I'm following this tutorial https://hackernoon.com/object-detection-in-google-colab-with-custom-dataset-5a7bb2b0e97e from RomRoc, and I am running into a problem from lookup_ops.py (for Python 2.7 from TensorFlow 1.12). Does anyone know how this part of TensorFlow works and can suggest what might be wrong? Here is the call to model_main.py
that is throwing the error,
!python ~/models/research/object_detection/model_main.py \
--pipeline_config_path=/root/models/research/object_detection/samples/configs/faster_rcnn_inception_v2_pets.config \
--model_dir=/root/datalab/trained \
--alsologtostderr \
--num_train_steps=3000 \
--num_eval_steps=500
And the stack trace,
/root/datalab
/root/models/research/object_detection/utils/visualization_utils.py:26: UserWarning:
This call to matplotlib.use() has no effect because the backend has already
been chosen; matplotlib.use() must be called *before* pylab, matplotlib.pyplot,
or matplotlib.backends is imported for the first time.

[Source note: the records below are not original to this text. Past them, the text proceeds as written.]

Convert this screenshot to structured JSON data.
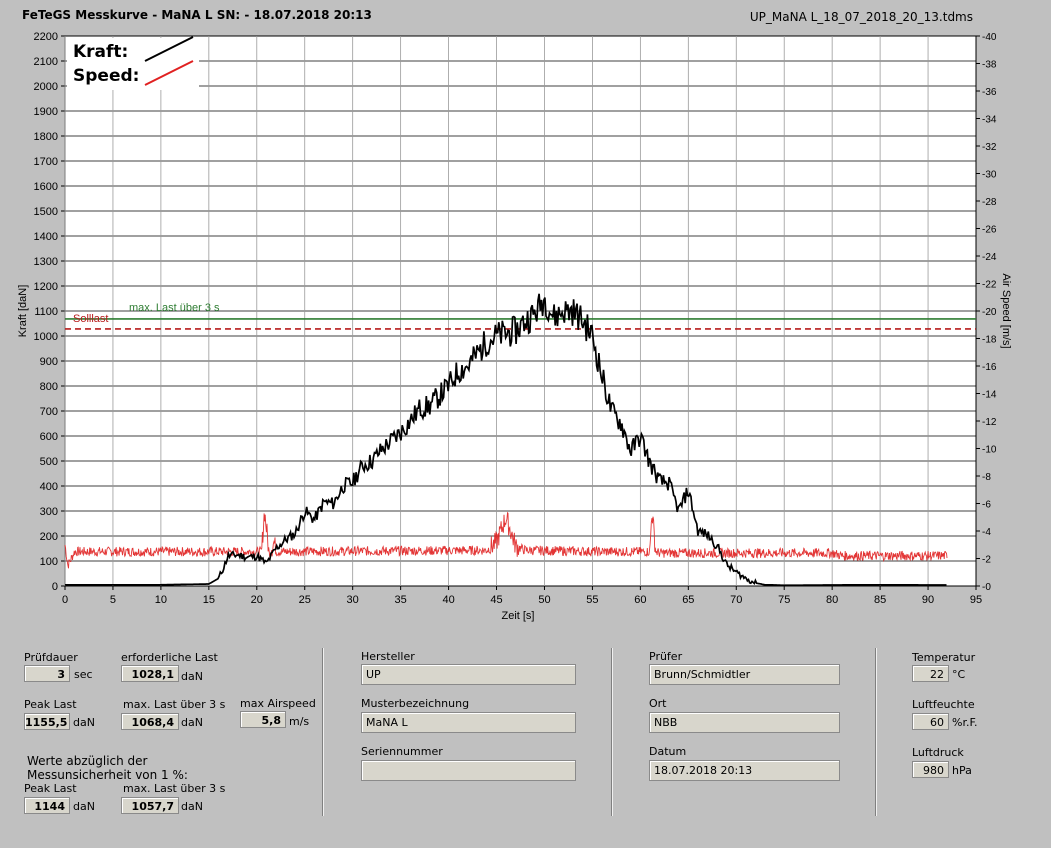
{
  "header": {
    "title": "FeTeGS Messkurve - MaNA L  SN:  - 18.07.2018 20:13",
    "filename": "UP_MaNA L_18_07_2018_20_13.tdms"
  },
  "chart_data": {
    "type": "line",
    "xlabel": "Zeit [s]",
    "ylabel_left": "Kraft [daN]",
    "ylabel_right": "Air Speed [m/s]",
    "xlim": [
      0,
      95
    ],
    "ylim_left": [
      0,
      2200
    ],
    "ylim_right": [
      0,
      40
    ],
    "x_ticks": [
      0,
      5,
      10,
      15,
      20,
      25,
      30,
      35,
      40,
      45,
      50,
      55,
      60,
      65,
      70,
      75,
      80,
      85,
      90,
      95
    ],
    "y_ticks_left": [
      0,
      100,
      200,
      300,
      400,
      500,
      600,
      700,
      800,
      900,
      1000,
      1100,
      1200,
      1300,
      1400,
      1500,
      1600,
      1700,
      1800,
      1900,
      2000,
      2100,
      2200
    ],
    "y_ticks_right": [
      0,
      2,
      4,
      6,
      8,
      10,
      12,
      14,
      16,
      18,
      20,
      22,
      24,
      26,
      28,
      30,
      32,
      34,
      36,
      38,
      40
    ],
    "grid": true,
    "legend": {
      "position": "top-left",
      "entries": [
        {
          "label": "Kraft:",
          "color": "#000000"
        },
        {
          "label": "Speed:",
          "color": "#e02020"
        }
      ]
    },
    "reference_lines": [
      {
        "label": "max. Last über  3 s",
        "value": 1068.4,
        "color": "#2e7d32",
        "style": "solid"
      },
      {
        "label": "Solllast",
        "value": 1028.1,
        "color": "#b71c1c",
        "style": "dashed"
      }
    ],
    "series": [
      {
        "name": "Kraft",
        "axis": "left",
        "color": "#000000",
        "x": [
          0,
          10,
          15,
          16,
          16.5,
          17,
          18,
          19,
          20,
          21,
          22,
          23,
          24,
          25,
          26,
          27,
          28,
          29,
          30,
          31,
          32,
          33,
          34,
          35,
          36,
          37,
          38,
          39,
          40,
          41,
          42,
          43,
          44,
          45,
          46,
          47,
          48,
          49,
          50,
          51,
          52,
          53,
          54,
          55,
          56,
          57,
          58,
          59,
          60,
          61,
          62,
          63,
          64,
          65,
          66,
          67,
          68,
          69,
          70,
          71,
          72,
          73,
          75,
          80,
          85,
          90,
          92
        ],
        "y": [
          5,
          5,
          8,
          30,
          70,
          120,
          125,
          115,
          120,
          90,
          150,
          185,
          210,
          300,
          265,
          335,
          330,
          400,
          415,
          480,
          500,
          545,
          580,
          615,
          660,
          710,
          720,
          760,
          800,
          860,
          880,
          930,
          980,
          1000,
          1010,
          1020,
          1060,
          1090,
          1150,
          1075,
          1100,
          1100,
          1060,
          1000,
          840,
          700,
          650,
          540,
          600,
          490,
          420,
          410,
          300,
          385,
          220,
          205,
          160,
          85,
          55,
          30,
          12,
          5,
          3,
          4,
          5,
          4,
          4
        ]
      },
      {
        "name": "Speed",
        "axis": "right",
        "color": "#e02020",
        "x": [
          0,
          0.3,
          1,
          20.5,
          20.8,
          21.3,
          21.8,
          22,
          44,
          45,
          46,
          47,
          48,
          56,
          61,
          61.2,
          61.6,
          62,
          80,
          81,
          92
        ],
        "y": [
          3,
          1.5,
          2.5,
          2.5,
          5.5,
          2.3,
          3.2,
          2.5,
          2.6,
          3.2,
          5.0,
          2.9,
          2.6,
          2.5,
          2.5,
          5.5,
          2.5,
          2.4,
          2.4,
          2.2,
          2.2
        ],
        "noise": 0.35
      }
    ]
  },
  "panel": {
    "pruefdauer": {
      "label": "Prüfdauer",
      "value": "3",
      "unit": "sec"
    },
    "erforderliche_last": {
      "label": "erforderliche Last",
      "value": "1028,1",
      "unit": "daN"
    },
    "peak_last": {
      "label": "Peak Last",
      "value": "1155,5",
      "unit": "daN"
    },
    "max_last": {
      "label": "max. Last über  3 s",
      "value": "1068,4",
      "unit": "daN"
    },
    "max_airspeed": {
      "label": "max Airspeed",
      "value": "5,8",
      "unit": "m/s"
    },
    "note_line1": "Werte abzüglich der",
    "note_line2": "Messunsicherheit von 1   %:",
    "peak_last_corr": {
      "label": "Peak Last",
      "value": "1144",
      "unit": "daN"
    },
    "max_last_corr": {
      "label": "max. Last über  3 s",
      "value": "1057,7",
      "unit": "daN"
    },
    "hersteller": {
      "label": "Hersteller",
      "value": "UP"
    },
    "musterbezeichnung": {
      "label": "Musterbezeichnung",
      "value": "MaNA L"
    },
    "seriennummer": {
      "label": "Seriennummer",
      "value": ""
    },
    "pruefer": {
      "label": "Prüfer",
      "value": "Brunn/Schmidtler"
    },
    "ort": {
      "label": "Ort",
      "value": "NBB"
    },
    "datum": {
      "label": "Datum",
      "value": "18.07.2018 20:13"
    },
    "temperatur": {
      "label": "Temperatur",
      "value": "22",
      "unit": "°C"
    },
    "luftfeuchte": {
      "label": "Luftfeuchte",
      "value": "60",
      "unit": "%r.F."
    },
    "luftdruck": {
      "label": "Luftdruck",
      "value": "980",
      "unit": "hPa"
    }
  }
}
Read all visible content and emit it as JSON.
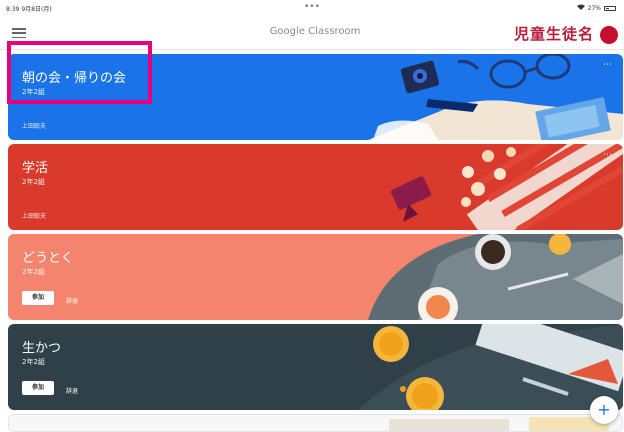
{
  "status": {
    "time": "8:39",
    "date": "9月8日(月)",
    "dots": "•••",
    "battery_pct": "27%"
  },
  "appbar": {
    "title": "Google Classroom",
    "student_name": "児童生徒名"
  },
  "cards": [
    {
      "title": "朝の会・帰りの会",
      "section": "2年2組",
      "owner": "上田聡夫",
      "more": "⋯",
      "color": "#1a73e8"
    },
    {
      "title": "学活",
      "section": "2年2組",
      "owner": "上田聡夫",
      "more": "⋯",
      "color": "#d93a2b"
    },
    {
      "title": "どうとく",
      "section": "2年2組",
      "join": "参加",
      "decline": "辞退",
      "color": "#f4846d"
    },
    {
      "title": "生かつ",
      "section": "2年2組",
      "join": "参加",
      "decline": "辞退",
      "color": "#2f4049"
    }
  ],
  "fab": {
    "label": "+"
  }
}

The backend was *originally* set to 'module://ipykernel.pylab.backend_inline' by the following code:
File "/root/models/research/object_detection/model_main.py", line 26, in <module>
from object_detection import model_lib
File "/root/models/research/object_detection/model_lib.py", line 27, in <module>
from object_detection import eval_util
File "/root/models/research/object_detection/eval_util.py", line 27, in <module>
from object_detection.metrics import coco_evaluation
File "/root/models/research/object_detection/metrics/coco_evaluation.py", line 20, in <module>
from object_detection.metrics import coco_tools
File "/root/models/research/object_detection/metrics/coco_tools.py", line 47, in <module>
from pycocotools import coco
File "/usr/local/lib/python2.7/dist-packages/pycocotools/coco.py", line 49, in <module>
import matplotlib.pyplot as plt
File "/usr/local/lib/python2.7/dist-packages/matplotlib/pyplot.py", line 72, in <module>
from matplotlib.backends import pylab_setup
File "/usr/local/lib/python2.7/dist-packages/matplotlib/backends/__init__.py", line 14, in <module>
line for line in traceback.format_stack()
import matplotlib; matplotlib.use('Agg') # pylint: disable=multiple-statements
WARNING:tensorflow:Forced number of epochs for all eval validations to be 1.
WARNING:tensorflow:Expected number of evaluation epochs is 1, but instead encountered `eval_on_train_input_config.num_epochs` = 0. Overwriting `num_epochs` to 1.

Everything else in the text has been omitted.